Basically, make sure you’ve got plenty of time and battery before you start the process. If you interfere with the process or end it before it’s finished, you will likely lose all your data. Once the process is started, it’s best to just leave the device alone and let it do its thing.
With all the caveats out of the way, you’re ready to encrypt your device.
Start by heading into the Settings menu and tapping on “Security,” again keeping in mind that the wording may be slightly different. If your device is already encrypted, it will show up here. Some devices will also allow SD card contents to be encrypted, but by default Android just encrypts on-board storage.
If the device isn’t encrypted, you can start the process by tapping the “Encrypt phone” option.
The next screen will present a warning to let you know what to expect once the process is finished, most of which we’ve already talked about in this article. If you’re ready to proceed, hit the “Encrypt phone” button.
One more warning will present itself (seriously, they want to make sure you know what’s happening here), which tells you not to interrupt the process. If you’re still not scared away, one more tap of the “Encrypt phone” button will do the trick.
The phone will then reboot and start the encryption process. A progress bar and estimated time till completion will show up, which should at least provide an idea of how long you’ll be without your beloved handset. Just wait, it’ll all be okay soon. You can do this. You’re strong.
Once it’s finished, the phone will reboot and you’re back in business. If you set up a lock screen password, PIN, or pattern, you’ll have to put it in now so the device will finish the boot process.

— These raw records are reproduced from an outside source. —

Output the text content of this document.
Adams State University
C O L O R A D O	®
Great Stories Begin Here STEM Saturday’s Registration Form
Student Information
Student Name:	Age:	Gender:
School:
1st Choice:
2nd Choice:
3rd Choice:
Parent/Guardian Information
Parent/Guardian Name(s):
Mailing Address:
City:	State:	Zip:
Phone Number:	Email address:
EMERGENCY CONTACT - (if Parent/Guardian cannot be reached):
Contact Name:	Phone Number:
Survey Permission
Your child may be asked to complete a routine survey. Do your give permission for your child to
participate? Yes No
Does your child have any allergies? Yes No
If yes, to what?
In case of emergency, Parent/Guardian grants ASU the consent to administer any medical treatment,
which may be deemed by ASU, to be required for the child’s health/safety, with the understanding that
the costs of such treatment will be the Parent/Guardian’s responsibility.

If you haven’t set up a PIN or password, now is a good time to do so. Head into your device’s Settings > Security menu. From there, select the “Screen Lock” option (keep in mind that the wording may be slightly different for non-stock Android handsets, like Samsung Galaxy devices).
Choose Pattern, PIN, or Password to set your security.

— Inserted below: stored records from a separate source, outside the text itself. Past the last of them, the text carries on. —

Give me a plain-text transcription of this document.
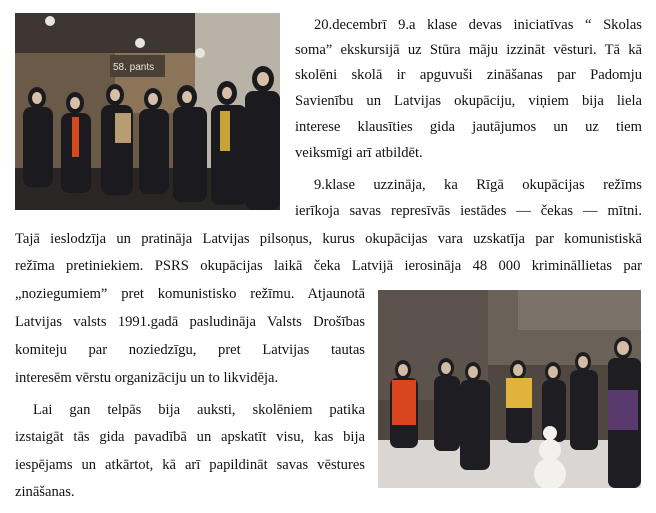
58. pants
20.decembrī 9.a klase devas iniciatīvas “ Skolas
soma” ekskursijā uz Stūra māju izzināt vēsturi. Tā kā
skolēni skolā ir apguvuši zināšanas par Padomju
Savienību un Latvijas okupāciju, viņiem bija liela
interese klausīties gida jautājumos un uz tiem
veiksmīgi arī atbildēt.
9.klase uzzināja, ka Rīgā okupācijas režīms
ierīkoja savas represīvās iestādes — čekas — mītni.
Tajā ieslodzīja un pratināja Latvijas pilsoņus, kurus okupācijas vara uzskatīja par komunistiskā
režīma pretiniekiem. PSRS okupācijas laikā čeka Latvijā ierosināja 48 000 krimināllietas par
„noziegumiem” pret komunistisko režīmu. Atjaunotā
Latvijas valsts 1991.gadā pasludināja Valsts Drošības
komiteju par noziedzīgu, pret Latvijas tautas
interesēm vērstu organizāciju un to likvidēja.
Lai gan telpās bija auksti, skolēniem patika
izstaigāt tās gida pavadībā un apskatīt visu, kas bija
iespējams un atkārtot, kā arī papildināt savas vēstures
zināšanas.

You’ll be asked if you want to require the PIN, password, or pattern at startup. This is up to you, but we recommend choosing yes, since this increases the security of your device.
Note that even with a fingerprint reader, you can’t use a fingerprint to unlock a device on first boot—you’ll have to put in the password, PIN, or pattern. After the device has been decrypted with the correct security unlocking method, the fingerprint reader can be used to unlock the screen moving forward.
From now on, your device will be encrypted, but if you ever want to disable it, you can do so by performing a factory reset. If you have a newer device that has encryption enabled out of the box, there’s no way to remove said encryption—not even with a factory reset.